I'm, in general, pretty excited any time I see a proteomics study from anyone (except a couple of people - you know who you are) score a bigtime journal and get mainstream media attention.
It doesn't matter if it is a protein microarray or someone who spent 16 years doing western blots or aptamers or whatever. When we're getting past the whole - "we measured transcript abundance over here, so this must be protein levels" that's a big step forward.
This paper, included, but I think it is fair to go back to this and take a look at what they did.
First of all, they did a crap ton of samples. 5,400 plasma samples across multiple cohorts. That's a big freaking study. And they measured nearly 5,000 proteins across these samples by SOMASCAN.
BIG IMPORTANT POINT 1. "Measuring 5,000 proteins" is a funny term to use here and I've recently spent time discussing with some potential investors of a new company doing something similar.
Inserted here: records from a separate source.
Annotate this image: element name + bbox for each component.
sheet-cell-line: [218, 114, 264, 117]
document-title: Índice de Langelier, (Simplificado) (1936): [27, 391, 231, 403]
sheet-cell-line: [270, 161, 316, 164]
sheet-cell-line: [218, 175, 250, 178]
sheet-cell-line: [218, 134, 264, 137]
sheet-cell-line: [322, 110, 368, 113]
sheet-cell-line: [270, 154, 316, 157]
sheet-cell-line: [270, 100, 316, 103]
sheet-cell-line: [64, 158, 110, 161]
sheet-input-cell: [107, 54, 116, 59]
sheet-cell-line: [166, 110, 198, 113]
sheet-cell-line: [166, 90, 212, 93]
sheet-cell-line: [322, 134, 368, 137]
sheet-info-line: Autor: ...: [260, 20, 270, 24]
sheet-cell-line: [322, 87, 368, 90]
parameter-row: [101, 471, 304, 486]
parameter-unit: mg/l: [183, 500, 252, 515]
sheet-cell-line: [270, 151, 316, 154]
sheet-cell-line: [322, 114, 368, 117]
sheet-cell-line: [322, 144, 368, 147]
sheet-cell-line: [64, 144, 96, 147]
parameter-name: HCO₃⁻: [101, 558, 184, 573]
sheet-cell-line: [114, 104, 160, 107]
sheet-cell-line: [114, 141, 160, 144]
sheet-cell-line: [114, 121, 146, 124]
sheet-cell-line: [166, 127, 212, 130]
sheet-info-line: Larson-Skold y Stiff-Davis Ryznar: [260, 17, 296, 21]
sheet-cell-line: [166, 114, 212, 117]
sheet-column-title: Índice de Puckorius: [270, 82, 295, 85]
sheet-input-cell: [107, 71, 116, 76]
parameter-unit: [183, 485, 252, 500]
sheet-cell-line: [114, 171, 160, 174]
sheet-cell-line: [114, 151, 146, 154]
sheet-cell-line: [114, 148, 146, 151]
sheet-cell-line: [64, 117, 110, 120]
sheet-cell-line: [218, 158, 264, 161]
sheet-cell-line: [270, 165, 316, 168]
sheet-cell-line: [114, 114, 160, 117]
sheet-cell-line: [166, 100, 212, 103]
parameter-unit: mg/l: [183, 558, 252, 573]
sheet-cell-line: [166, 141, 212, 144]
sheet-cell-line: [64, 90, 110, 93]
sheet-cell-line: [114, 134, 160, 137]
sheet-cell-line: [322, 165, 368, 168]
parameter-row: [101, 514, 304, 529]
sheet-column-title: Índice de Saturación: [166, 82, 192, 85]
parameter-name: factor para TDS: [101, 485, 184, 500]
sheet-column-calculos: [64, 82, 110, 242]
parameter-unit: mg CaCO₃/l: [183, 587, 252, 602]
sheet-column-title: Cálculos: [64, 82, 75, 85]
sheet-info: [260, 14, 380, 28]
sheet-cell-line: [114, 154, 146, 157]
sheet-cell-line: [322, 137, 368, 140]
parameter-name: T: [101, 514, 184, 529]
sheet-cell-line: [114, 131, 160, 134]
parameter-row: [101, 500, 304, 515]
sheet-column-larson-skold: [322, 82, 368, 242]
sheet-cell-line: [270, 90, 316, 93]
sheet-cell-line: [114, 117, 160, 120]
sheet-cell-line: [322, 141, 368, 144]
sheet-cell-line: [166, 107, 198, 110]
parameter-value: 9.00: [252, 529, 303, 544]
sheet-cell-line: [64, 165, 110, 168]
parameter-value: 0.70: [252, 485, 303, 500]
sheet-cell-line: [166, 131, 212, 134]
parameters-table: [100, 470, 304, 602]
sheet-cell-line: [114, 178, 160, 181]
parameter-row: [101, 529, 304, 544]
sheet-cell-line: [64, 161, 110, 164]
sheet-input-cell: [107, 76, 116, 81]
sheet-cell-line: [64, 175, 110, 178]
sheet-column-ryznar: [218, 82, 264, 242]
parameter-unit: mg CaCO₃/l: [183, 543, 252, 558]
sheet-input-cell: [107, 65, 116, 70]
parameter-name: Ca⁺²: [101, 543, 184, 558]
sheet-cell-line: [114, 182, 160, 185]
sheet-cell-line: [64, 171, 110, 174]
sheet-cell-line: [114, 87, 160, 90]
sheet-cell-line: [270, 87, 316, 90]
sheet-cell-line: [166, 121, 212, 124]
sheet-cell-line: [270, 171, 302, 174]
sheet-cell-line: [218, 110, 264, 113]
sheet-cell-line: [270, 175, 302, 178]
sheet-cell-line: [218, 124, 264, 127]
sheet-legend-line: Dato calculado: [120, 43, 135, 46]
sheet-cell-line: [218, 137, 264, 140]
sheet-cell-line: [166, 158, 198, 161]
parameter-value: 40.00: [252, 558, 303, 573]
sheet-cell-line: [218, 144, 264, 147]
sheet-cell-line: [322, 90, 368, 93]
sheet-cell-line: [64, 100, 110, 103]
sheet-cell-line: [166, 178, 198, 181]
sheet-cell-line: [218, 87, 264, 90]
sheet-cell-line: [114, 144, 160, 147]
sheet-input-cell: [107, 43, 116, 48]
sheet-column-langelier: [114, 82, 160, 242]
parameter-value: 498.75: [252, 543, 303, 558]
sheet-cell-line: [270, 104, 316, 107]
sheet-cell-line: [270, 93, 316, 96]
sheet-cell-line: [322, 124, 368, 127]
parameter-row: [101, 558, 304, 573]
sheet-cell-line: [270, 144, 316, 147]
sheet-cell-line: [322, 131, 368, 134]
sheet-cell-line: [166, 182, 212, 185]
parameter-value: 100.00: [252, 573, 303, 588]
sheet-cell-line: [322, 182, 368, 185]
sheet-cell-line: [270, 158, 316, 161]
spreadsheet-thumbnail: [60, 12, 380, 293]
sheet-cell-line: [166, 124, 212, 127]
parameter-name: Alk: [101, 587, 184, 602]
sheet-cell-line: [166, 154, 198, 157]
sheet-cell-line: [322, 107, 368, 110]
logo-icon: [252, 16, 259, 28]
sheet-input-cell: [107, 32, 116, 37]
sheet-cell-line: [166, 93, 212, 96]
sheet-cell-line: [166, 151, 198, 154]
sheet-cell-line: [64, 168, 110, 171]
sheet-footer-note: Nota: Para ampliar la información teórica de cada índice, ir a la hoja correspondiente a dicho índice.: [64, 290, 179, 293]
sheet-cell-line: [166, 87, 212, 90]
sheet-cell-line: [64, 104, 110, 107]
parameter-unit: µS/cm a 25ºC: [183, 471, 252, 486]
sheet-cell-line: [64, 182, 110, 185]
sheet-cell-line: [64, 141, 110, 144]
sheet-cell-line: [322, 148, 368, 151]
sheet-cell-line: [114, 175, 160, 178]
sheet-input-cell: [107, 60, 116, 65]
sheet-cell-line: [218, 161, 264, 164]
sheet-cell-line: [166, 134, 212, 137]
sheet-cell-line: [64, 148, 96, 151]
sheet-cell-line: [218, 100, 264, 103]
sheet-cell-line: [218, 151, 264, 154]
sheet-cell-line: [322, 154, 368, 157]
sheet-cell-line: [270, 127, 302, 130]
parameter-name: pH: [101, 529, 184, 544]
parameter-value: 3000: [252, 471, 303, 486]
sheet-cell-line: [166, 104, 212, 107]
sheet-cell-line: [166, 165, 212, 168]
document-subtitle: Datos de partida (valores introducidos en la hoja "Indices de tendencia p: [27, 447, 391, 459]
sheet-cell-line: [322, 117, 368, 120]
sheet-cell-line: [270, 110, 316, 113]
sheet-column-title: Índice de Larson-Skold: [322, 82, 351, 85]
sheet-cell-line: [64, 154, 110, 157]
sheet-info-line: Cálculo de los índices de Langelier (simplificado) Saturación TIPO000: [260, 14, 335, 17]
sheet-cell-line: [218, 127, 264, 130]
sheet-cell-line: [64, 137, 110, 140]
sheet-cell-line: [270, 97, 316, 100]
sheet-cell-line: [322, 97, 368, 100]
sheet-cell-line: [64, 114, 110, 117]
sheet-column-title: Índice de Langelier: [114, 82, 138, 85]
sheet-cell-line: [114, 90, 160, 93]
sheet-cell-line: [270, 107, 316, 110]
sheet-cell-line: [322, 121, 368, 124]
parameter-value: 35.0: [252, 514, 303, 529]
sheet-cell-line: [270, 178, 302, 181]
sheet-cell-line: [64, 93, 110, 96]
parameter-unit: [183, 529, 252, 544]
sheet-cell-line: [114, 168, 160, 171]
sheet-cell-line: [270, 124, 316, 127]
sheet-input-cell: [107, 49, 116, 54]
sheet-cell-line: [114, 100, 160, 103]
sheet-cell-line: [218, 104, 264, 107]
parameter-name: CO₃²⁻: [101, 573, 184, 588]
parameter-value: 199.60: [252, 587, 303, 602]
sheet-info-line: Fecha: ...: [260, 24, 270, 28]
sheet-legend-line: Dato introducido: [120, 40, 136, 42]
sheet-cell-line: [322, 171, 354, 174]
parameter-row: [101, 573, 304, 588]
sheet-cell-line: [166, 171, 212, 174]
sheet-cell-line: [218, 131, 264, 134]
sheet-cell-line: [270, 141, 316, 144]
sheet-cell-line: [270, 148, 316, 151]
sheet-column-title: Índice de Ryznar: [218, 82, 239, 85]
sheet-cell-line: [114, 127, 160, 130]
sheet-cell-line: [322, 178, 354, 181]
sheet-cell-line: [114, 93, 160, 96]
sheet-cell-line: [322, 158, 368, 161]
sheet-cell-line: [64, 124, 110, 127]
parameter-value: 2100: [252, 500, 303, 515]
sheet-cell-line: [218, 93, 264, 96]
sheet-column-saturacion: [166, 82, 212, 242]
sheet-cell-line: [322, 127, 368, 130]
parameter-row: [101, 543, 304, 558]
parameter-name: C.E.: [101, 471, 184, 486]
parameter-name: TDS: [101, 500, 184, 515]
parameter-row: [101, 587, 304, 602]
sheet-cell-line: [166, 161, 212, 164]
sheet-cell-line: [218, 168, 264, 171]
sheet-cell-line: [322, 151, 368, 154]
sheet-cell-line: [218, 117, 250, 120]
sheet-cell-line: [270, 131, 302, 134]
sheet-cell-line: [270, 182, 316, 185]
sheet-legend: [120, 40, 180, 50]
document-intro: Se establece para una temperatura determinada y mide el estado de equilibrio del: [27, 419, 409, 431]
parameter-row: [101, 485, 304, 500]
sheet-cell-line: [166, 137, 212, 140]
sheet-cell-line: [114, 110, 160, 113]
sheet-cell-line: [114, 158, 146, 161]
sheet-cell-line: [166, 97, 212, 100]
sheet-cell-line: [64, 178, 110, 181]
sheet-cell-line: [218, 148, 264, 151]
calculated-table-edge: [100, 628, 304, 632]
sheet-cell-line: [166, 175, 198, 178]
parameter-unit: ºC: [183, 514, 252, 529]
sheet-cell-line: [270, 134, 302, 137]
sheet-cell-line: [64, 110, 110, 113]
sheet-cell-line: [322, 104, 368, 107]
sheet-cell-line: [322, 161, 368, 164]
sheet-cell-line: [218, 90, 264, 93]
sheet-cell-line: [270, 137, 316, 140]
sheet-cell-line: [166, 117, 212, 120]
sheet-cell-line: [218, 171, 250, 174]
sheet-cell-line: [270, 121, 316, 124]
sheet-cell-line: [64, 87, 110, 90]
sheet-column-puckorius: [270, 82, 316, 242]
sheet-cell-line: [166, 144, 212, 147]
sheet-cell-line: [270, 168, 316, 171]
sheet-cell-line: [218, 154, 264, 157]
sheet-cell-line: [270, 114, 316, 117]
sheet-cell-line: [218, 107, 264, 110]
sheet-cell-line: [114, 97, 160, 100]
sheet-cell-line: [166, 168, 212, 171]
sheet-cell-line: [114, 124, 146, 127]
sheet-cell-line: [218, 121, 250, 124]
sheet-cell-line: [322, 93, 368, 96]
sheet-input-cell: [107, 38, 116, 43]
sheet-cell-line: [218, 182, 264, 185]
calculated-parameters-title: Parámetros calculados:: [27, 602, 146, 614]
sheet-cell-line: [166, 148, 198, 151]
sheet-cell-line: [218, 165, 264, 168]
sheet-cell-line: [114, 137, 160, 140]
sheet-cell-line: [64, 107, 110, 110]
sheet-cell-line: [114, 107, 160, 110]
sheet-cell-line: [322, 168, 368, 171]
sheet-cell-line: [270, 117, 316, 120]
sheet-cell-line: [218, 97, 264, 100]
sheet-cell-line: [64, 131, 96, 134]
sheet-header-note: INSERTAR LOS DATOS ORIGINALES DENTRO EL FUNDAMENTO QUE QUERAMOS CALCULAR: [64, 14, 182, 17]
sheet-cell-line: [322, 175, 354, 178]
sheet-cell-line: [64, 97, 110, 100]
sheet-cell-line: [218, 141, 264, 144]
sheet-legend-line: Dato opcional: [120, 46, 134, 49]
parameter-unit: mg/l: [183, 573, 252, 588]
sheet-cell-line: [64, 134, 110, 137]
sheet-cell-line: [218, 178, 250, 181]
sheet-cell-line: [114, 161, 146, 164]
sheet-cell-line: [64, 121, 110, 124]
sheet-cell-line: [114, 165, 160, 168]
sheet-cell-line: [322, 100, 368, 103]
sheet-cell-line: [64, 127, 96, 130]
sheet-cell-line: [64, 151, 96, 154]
When we do global proteomics, we generally don't say we "measured" something unless we detected it with some minimum thresholds of analytical precision, like above this limit of detection or this limit of quantitation or whatever.
What you can do today with some of these new technologies is - apparently - count it if you attempted to measure it. Doesn't mean you did. But you tried, and apparently people out there are fine with that definition. I can't tell if I'm not okay with it (I'm not) or if I'm just jealous that I didn't come up with it first (I'm not).
Still - lot of samples, and they put in aptamers into each sample that could theoretically bind to nearly 5,000 proteins. And - one word - Nature - is fine with that definition of "measuring a protein" so it must be okay now.
BIG IMPORTANT NOTE 2: Let's look at how they identified the "organ specific proteome" - actually - you won't believe me unless I screenshot it -
They went to the GTeX organ project and - they used
transcript abundance as measured in a tissue to define whether that
protein they detected
in plasma was from that organ.
There are multiple assumptions made here and I think we've got to really think about each one.
1) We've assumed that transcript abundance relates linearly to protein abundance. We know it doesn't but I'm less annoyed by the statement above than most transcript-protein things because maybe it isn't that big of a stretch that there probably is more protein A in organ 1 when there is 4x more transcript than in organ 2.
2) We are assuming that the percent release of protein A into plasma is the same in organ 1 and organ 2. And this is a very big assumption. Kidneys and liver have an awful lot of protein exchange due to a huge amount of vasculature and the fact that interacting with body fluids is a requirement of their jobs. Do other organs? I guess there's very little blood flow into some of the damaged areas of my knees because I responded incredibly well (anecdotal evidence, of course) to platelet enriched plasma therapy.
Presumably there is a lot less protein exchange there. Just because there is 4x more protein (ugh...transcript...) in organ 1 does that translate to 4x more protein passing into the blood? I don't know. Maybe the evidence pans out, but it seems pretty unlikely from the little I know from teaching high school anatomy and physiology one year a long time ago.
3) I guess I'm fixated on this whole "organ specificity" because we just find it rare where we find zero evidence of a protein in an organ and we're doing tons of multi-organ drug treatment work. So I would be concerned about a situation where protein A is expressed at a low level in organs 2-15, but as a conglomerate, do they add up to the same amount of plasma protein contribution? This is important because --
BIG IMPORTANT NOTE 3: Aging in an organ here is defined by "we see less of protein A in the plasma of older people".
Whole protein. Not modified protein. Not altered proteoform. Not oxidized protein. Just protein abundance. Now, the impressive part here is that these data do line up with their patient information somehow, but based on the number of assumptions made on the biology side - I find this more than a little surprising and I can't wait to take a look at it myself. And.
Okay - I run into this with collaborators in other fields all the time, particularly at this old medical school where I am now. There is a lab data sharing plan SOP that all collaborators must agree to in order to work with me because proteomics data MUST be made publicly available.
We've been through this a few times - my dog - that article is almost a decade old....
Available upon reasonable request is NOT acceptable. Period. Shame on everyone involved here for this. Reviewers and editor included.
If you're outside of the mainstream proteomics world and reading this, at an ACS journal that statement would be seen typed out and that paper would be rejected instantly.